There are grave concerns that European pressure could prevail, leading to the regime facing no consequences for its systematic violations or for its implicit and explicit threats of nuclear blackmail.

This is troubling enough on its own, but what is much worse is the fact that if the regime isn’t swayed from its position in the Vienna negotiations, then it will effectively be getting away with a range of other malign activities, as well. Since the JCPOA went into effect, the regime has been escalating its hostage-taking and repression of dissent, has committed some of its worst human rights violations in many years, and has attempted to carry out terrorist attacks on European soil.

A number of these incidents were highlighted in H. Res. 118, in support of the declaration that US policy should “hold Iran accountable for breaching diplomatic privileges,” “stand with the people of Iran,” and “recognizes the rights of the Iranian people and their struggle to establish a democratic, secular, and nonnuclear Republic of Iran.”

In the wake of many provocative nuclear activities, it becomes clear that the latter goal cannot be attained under the existing regime.

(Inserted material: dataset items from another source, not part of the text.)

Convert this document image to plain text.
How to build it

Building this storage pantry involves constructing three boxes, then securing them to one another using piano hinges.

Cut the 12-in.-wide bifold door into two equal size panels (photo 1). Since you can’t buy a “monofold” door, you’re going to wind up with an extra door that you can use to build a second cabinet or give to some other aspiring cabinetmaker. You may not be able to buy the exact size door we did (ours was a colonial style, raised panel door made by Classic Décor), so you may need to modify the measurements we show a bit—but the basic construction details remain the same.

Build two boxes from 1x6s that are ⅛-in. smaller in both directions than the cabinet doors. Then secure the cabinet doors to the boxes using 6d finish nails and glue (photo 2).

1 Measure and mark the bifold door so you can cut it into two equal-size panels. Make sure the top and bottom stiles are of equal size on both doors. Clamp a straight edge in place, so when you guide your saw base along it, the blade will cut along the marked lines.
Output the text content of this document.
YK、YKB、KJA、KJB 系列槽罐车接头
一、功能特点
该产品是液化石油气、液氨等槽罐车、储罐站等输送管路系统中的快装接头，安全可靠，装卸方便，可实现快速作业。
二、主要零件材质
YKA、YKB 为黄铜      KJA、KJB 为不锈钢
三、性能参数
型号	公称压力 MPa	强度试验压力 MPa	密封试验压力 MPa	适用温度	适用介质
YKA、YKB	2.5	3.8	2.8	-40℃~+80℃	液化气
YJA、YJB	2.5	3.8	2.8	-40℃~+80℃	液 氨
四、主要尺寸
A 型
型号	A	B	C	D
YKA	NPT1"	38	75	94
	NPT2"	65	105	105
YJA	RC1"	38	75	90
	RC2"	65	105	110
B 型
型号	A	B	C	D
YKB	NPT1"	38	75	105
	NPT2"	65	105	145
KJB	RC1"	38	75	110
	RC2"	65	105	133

In November 2019, the regime cracked down on a nationwide uprising by killing 1,500 peaceful protesters, and in February 2021, four of the regime’s operatives were found guilty of attempting to set off explosives at the NCRI’s annual gathering in France – a plot that could have killed hundreds, including American and European citizens and political dignitaries. These and other incidents have, by all accounts, gone unmentioned at the Vienna talks. But it is naïve to think that matters of terrorism and human rights can be fully separated from Iran’s nuclear provocations when all of these stem from the same belligerent ideology.

The JCPOA’s European signatories should increase pressure on the regime to curb its malign activities. They should live up to their own claims of being human rights defenders by making it clear that the nuclear agreement cannot lead Tehran to adopt a greater sense of impunity in other areas of its policy and behavior.